At least one in four children has been sexually abused before their eighteenth birthday. This is unacceptable, yet many parents don't know what to look for or how to handle the subject. Most children are molested by someone known to the parents or related to the family. Yet, most children are unable to tell anyone they are being abused and less than three percent of child molesters are ever caught and prosecuted.
Here are some of the most common signs that a child is being abused. Please note that some children may not show any of these signs and you have to trust your instinct.
- Reverting to younger behaviors. Some abused children will start bedwetting, sucking their thumbs, develop an intense fear of strangers or the dark and even experience memory problems as they try to block out the experience.
- Unexplained bruises and injuries. Some children are physically abused as well as sexually abused. If you are given wild or unbelievable explanations for their injuries, be suspicious!
- Changes in their behavior. The child may become aggressive towards others, become depressed, quiet and withdrawn.
- Changes in the way the child sleeps. Abused children typically have frequent and disturbing nightmares and may be afraid to go to sleep.
- School performance suffers. Most abused children have a hard time concentrating and may have excessive absences due to the abuser trying to hide their injuries or waiting for them to heal.

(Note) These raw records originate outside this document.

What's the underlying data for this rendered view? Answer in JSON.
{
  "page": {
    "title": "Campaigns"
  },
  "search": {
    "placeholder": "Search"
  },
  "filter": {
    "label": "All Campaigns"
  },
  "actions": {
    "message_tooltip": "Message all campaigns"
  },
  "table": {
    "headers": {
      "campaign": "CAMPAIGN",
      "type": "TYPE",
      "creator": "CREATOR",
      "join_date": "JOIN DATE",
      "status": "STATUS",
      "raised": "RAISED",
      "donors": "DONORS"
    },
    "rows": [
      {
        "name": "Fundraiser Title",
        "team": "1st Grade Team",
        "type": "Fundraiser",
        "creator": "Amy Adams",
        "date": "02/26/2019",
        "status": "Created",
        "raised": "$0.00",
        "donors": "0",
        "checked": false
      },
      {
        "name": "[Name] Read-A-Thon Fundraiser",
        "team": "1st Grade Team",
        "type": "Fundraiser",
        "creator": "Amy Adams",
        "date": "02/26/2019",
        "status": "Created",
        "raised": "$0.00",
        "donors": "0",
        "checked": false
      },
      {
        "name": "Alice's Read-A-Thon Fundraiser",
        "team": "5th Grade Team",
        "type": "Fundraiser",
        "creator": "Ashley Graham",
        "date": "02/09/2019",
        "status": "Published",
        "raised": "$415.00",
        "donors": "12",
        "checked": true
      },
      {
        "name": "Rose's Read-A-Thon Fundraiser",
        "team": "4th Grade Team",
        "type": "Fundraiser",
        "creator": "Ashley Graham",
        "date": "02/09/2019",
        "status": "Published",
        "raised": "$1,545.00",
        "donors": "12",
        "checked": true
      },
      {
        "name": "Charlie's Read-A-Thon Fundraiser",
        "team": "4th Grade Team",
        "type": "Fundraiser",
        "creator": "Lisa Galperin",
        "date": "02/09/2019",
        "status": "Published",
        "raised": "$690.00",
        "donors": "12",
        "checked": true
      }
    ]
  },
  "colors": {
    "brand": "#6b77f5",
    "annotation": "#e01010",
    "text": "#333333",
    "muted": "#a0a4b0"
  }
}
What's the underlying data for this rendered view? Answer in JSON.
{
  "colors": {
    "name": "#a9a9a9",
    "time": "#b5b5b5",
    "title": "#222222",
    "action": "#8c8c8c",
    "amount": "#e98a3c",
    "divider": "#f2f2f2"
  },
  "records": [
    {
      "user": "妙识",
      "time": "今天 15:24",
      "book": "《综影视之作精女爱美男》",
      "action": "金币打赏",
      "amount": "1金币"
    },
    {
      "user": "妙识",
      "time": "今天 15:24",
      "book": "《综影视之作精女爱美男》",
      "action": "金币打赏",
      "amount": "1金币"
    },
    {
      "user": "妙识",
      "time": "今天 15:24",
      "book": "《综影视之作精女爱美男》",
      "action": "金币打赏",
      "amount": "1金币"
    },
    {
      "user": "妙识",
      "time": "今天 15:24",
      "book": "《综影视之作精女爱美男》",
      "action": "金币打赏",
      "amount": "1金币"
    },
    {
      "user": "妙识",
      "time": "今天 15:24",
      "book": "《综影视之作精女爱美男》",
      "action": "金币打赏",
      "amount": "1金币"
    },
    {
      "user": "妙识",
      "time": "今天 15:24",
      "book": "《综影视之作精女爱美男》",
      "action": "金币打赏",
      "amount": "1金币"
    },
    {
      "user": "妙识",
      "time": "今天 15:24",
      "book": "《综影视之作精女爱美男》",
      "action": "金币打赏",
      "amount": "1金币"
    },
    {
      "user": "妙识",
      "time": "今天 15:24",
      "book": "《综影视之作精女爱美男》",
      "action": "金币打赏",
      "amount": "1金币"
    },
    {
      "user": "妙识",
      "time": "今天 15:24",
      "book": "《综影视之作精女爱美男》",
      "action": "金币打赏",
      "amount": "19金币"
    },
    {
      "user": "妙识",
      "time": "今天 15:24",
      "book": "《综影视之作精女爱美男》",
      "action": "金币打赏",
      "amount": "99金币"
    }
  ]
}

- Personal hygiene changes. Abused children will stop caring about their physical appearance and stop bathing on a regular basis. Sometimes they do this to discourage the molester from wanting to abuse them.
- Eating habits change. A child can become so anxious, stressed out or afraid about the abuse that they will not eat or eat too much.
- Become a risk taker. Children being abused may suddenly appear not to care about their physical safety or engage in activities such as drugs or joining a gang.
- Fear of a specific place. Abused children may start to be apprehensive about having to stay with particular people or not wanting to go specific places.
- Inappropriate behavior. If a child has been sexually abused, they may start to exhibit inappropriate sexual behavior or use inappropriate sexual language.
The important thing to remember in these situations is it is better to err on the side of caution, than to let a child live in an abusive situation. If your gut instinct is telling you something isn't right, take action. If you don't know what to do, talk to school officials or another authority about your suspicions. You may just save a child's life.
Remember - If you fail to plan, Plan to fail!